Indeed, adding insouciance to injury, the agency even disavows the illegitimate decision as an appropriate precedent for anything.
This is the closest you will see EPA come to outing raw politics – result-oriented dictates by political appointees – as the motivation behind one of its actions (here, an illegal action).
The carefully chosen word “legitimate” in this passage carries poignant significance. Of course there was an "explanation" for the Bush administration’s 2006 action – a purely political explanation that could not be lawfully, publicly advanced by the agency to justify Johnson's decision. That’s what led to EPA concocting far-fetched legalistic explanations that the court rightfully found [pdf] to be arbitrary.
Here’s one important piece of information you need to appreciate this passage’s significance: the same EPA career staff responsible for the just-issued, more protective 2012 soot standards were the same agency officials forced by the Bush administration in 2006 to maintain and rationalize the unprotective 1997 soot standards. So the absence of any “legitimate explanation” in 2012 dovetails with the absence of any legitimate explanation in 2006 as well.

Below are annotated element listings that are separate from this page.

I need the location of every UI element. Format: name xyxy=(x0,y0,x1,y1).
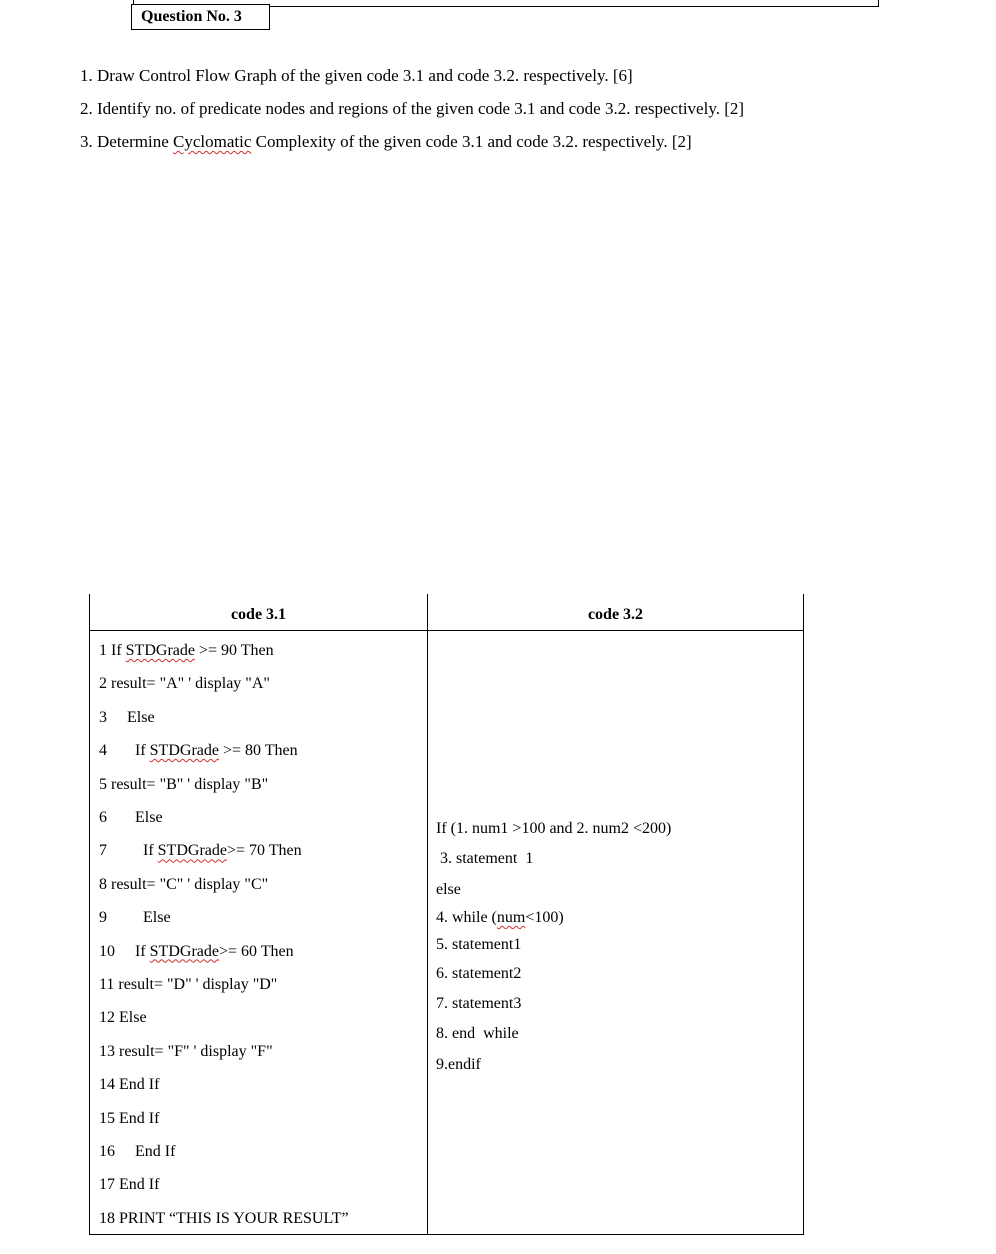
code-3-1-line xyxy=(99,1209,349,1229)
instruction-1 xyxy=(80,65,633,87)
code-text: 16 End If xyxy=(99,1143,176,1160)
table-right-border xyxy=(803,594,804,1235)
code-3-1-line xyxy=(99,775,268,795)
instruction-text-post: Complexity of the given code 3.1 and code 3.2. respectively. [2] xyxy=(251,132,692,151)
column-header-code-3-2: code 3.2 xyxy=(587,606,644,623)
code-3-1-line xyxy=(99,1075,159,1095)
code-3-1-line xyxy=(99,908,171,928)
code-text: 13 result= "F" ' display "F" xyxy=(99,1042,273,1060)
spellcheck-word: Cyclomatic xyxy=(173,132,252,151)
spellcheck-word: num xyxy=(496,909,526,926)
spellcheck-word: STDGrade xyxy=(149,742,219,760)
code-text: 7 If xyxy=(99,842,158,860)
instruction-text: Draw Control Flow Graph of the given code 3.1 and code 3.2. respectively. [6] xyxy=(97,66,633,85)
code-text: 5. statement1 xyxy=(436,936,522,953)
code-text: 11 result= "D" ' display "D" xyxy=(99,976,278,993)
code-text: 1 If xyxy=(99,642,126,659)
code-text: 10 If xyxy=(99,942,150,960)
code-text: 2 result= "A" ' display "A" xyxy=(99,675,270,693)
code-text-post: >= 70 Then xyxy=(226,842,302,860)
code-3-2-line xyxy=(436,994,521,1014)
code-3-2-line xyxy=(436,1055,481,1075)
code-3-1-line xyxy=(99,942,294,962)
instruction-text-pre: Determine xyxy=(97,132,173,151)
code-3-2-line xyxy=(436,849,533,869)
code-text: 4. while ( xyxy=(436,909,497,926)
code-3-2-line xyxy=(436,964,521,984)
code-3-2-line xyxy=(436,908,564,928)
code-text: 9.endif xyxy=(436,1056,481,1073)
code-text: 5 result= "B" ' display "B" xyxy=(99,775,269,793)
question-label: Question No. 3 xyxy=(131,4,270,30)
code-3-1-line xyxy=(99,808,163,828)
code-3-1-line xyxy=(99,1142,175,1162)
code-text: else xyxy=(436,881,461,898)
code-3-1-line xyxy=(99,741,298,761)
table-header-divider-right xyxy=(427,630,804,631)
code-text: 6. statement2 xyxy=(436,965,522,982)
code-3-2-line xyxy=(436,880,461,900)
code-text-post: >= 60 Then xyxy=(218,942,294,960)
code-text: 12 Else xyxy=(99,1009,147,1027)
code-text: If (1. num1 >100 and 2. num2 <200) xyxy=(436,820,672,837)
code-text: 8 result= "C" ' display "C" xyxy=(99,875,269,893)
code-text: 3. statement 1 xyxy=(436,850,534,867)
code-text-post: >= 90 Then xyxy=(194,642,274,659)
instruction-number: 3. xyxy=(80,132,93,151)
code-3-1-line xyxy=(99,674,270,694)
code-text: 18 PRINT “THIS IS YOUR RESULT” xyxy=(99,1209,349,1227)
code-3-2-line xyxy=(436,935,521,955)
code-text-post: >= 80 Then xyxy=(218,742,298,760)
table-header-divider-left xyxy=(89,630,427,631)
instruction-text: Identify no. of predicate nodes and regions of the given code 3.1 and code 3.2. respectively. [2] xyxy=(97,99,745,118)
code-text: 14 End If xyxy=(99,1076,160,1094)
code-text: 9 Else xyxy=(99,909,171,927)
instruction-3 xyxy=(80,131,692,153)
code-3-1-line xyxy=(99,1042,273,1062)
code-3-1-line xyxy=(99,1109,159,1129)
code-text-post: <100) xyxy=(525,909,564,926)
instruction-number: 2. xyxy=(80,99,93,118)
instruction-number: 1. xyxy=(80,66,93,85)
table-left-border xyxy=(89,594,90,1235)
column-header-code-3-1: code 3.1 xyxy=(230,606,287,623)
code-text: 3 Else xyxy=(99,708,155,726)
table-middle-border xyxy=(427,594,428,1235)
code-3-2-line xyxy=(436,1024,519,1044)
table-bottom-border xyxy=(89,1234,804,1235)
code-3-1-line xyxy=(99,641,274,661)
code-3-1-line xyxy=(99,975,277,995)
code-text: 6 Else xyxy=(99,809,163,826)
code-text: 7. statement3 xyxy=(436,995,522,1012)
code-text: 15 End If xyxy=(99,1109,160,1127)
code-text: 4 If xyxy=(99,742,150,760)
instruction-2 xyxy=(80,98,744,120)
code-3-1-line xyxy=(99,1175,159,1195)
code-text: 17 End If xyxy=(99,1176,160,1194)
spellcheck-word: STDGrade xyxy=(157,842,227,860)
code-3-1-line xyxy=(99,1008,147,1028)
code-3-1-line xyxy=(99,708,155,728)
code-3-2-line xyxy=(436,819,671,839)
code-text: 8. end while xyxy=(436,1025,519,1042)
spellcheck-word: STDGrade xyxy=(125,642,195,659)
spellcheck-word: STDGrade xyxy=(149,942,219,960)
code-3-1-line xyxy=(99,841,302,861)
code-3-1-line xyxy=(99,875,268,895)
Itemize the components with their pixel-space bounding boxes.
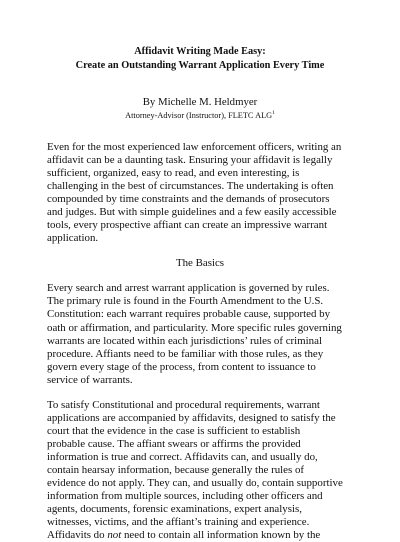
requirements-line-last [47, 529, 353, 542]
requirements-line: probable cause. The affiant swears or affirms the provided [47, 437, 301, 450]
last-line-end: need to contain all information known by the [121, 529, 321, 542]
intro-line: application. [47, 232, 99, 245]
requirements-line: agents, documents, forensic examinations, expert analysis, [47, 503, 302, 516]
intro-paragraph [47, 141, 353, 245]
author-byline: By Michelle M. Heldmyer [142, 96, 258, 108]
intro-line: Even for the most experienced law enforcement officers, writing an [47, 141, 342, 153]
requirements-line: evidence do not apply. They can, and usually do, contain supportive [47, 477, 343, 490]
requirements-line: To satisfy Constitutional and procedural requirements, warrant [47, 398, 320, 411]
requirements-line: information is true and correct. Affidavits can, and usually do, [47, 450, 318, 463]
section-heading: The Basics [175, 257, 225, 270]
intro-line: challenging in the best of circumstances. The undertaking is often [47, 180, 334, 193]
requirements-paragraph [47, 399, 353, 542]
affiliation-text: Attorney-Advisor (Instructor), FLETC ALG [125, 111, 273, 120]
document-title [47, 45, 353, 72]
basics-paragraph [47, 282, 353, 386]
intro-line: compounded by time constraints and the demands of prosecutors [47, 193, 330, 206]
basics-line: Every search and arrest warrant application is governed by rules. [47, 282, 330, 295]
requirements-line: court that the evidence in the case is sufficient to establish [47, 424, 301, 437]
basics-line: Constitution: each warrant requires probable cause, supported by [47, 308, 331, 321]
intro-line: tools, every prospective affiant can create an impressive warrant [47, 219, 328, 232]
requirements-line: applications are accompanied by affidavits, designed to satisfy the [47, 411, 336, 424]
footnote-marker: 1 [272, 110, 275, 117]
requirements-line: witnesses, victims, and the affiant’s training and experience. [47, 516, 310, 529]
requirements-line: information from multiple sources, including other officers and [47, 490, 323, 503]
title-line-1: Affidavit Writing Made Easy: [134, 46, 266, 57]
intro-line: sufficient, organized, easy to read, and even interesting, is [47, 167, 300, 180]
basics-line: oath or affirmation, and particularity. More specific rules governing [47, 321, 342, 334]
basics-line: govern every stage of the process, from content to issuance to [47, 360, 316, 373]
requirements-line: contain hearsay information, because generally the rules of [47, 463, 305, 476]
emphasis-not: not [107, 529, 122, 542]
basics-line: The primary rule is found in the Fourth Amendment to the U.S. [47, 295, 324, 308]
intro-line: and judges. But with simple guidelines and a few easily accessible [47, 206, 337, 219]
last-line-start: Affidavits do [47, 529, 108, 542]
basics-line: warrants are located within each jurisdictions’ rules of criminal [47, 334, 322, 347]
title-line-2: Create an Outstanding Warrant Application Every Time [75, 59, 325, 71]
intro-line: affidavit can be a daunting task. Ensuring your affidavit is legally [47, 154, 333, 167]
basics-line: service of warrants. [47, 373, 133, 386]
author-affiliation [47, 110, 353, 121]
basics-line: procedure. Affiants need to be familiar with those rules, as they [47, 347, 324, 360]
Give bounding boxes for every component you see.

Within the curious culture of EPA, and even from one administration to the next under different political parties, agency officials only rarely admit publicly that a prior decision rendered by a political appointee was so devoid of merit, so contradicted by the evidence before the agency, that it was actually an illegitimate decision.
Even when it’s clear to everyone else, EPA almost never cries out that the emperor has no clothes. This is strangely true even after the fact when the agency's decisions have been invalidated in court and subsequently reversed on the merits by a new administration, as here.
Perhaps this flows from some misguided notion that shielding the agency's dirty political secrets will somehow safeguard the agency's reputation. Or perhaps one political party fears the shoe being on the other foot in a future administration.
Whatever the explanation for this agency culture, it's refreshing to see the dirty political truth finally aired, even if it is over six years after the deed was done. Even if the truth is disclosed, not in a press release like one that heralded the original political decision, but in an obscure document [pdf] entitled "Responses to Significant Comments on the 2012 Proposed Rule on the National Ambient Air Quality Standards for Particulate Matter."
This is Washington, after all. We take the truth whenever and however we can get it.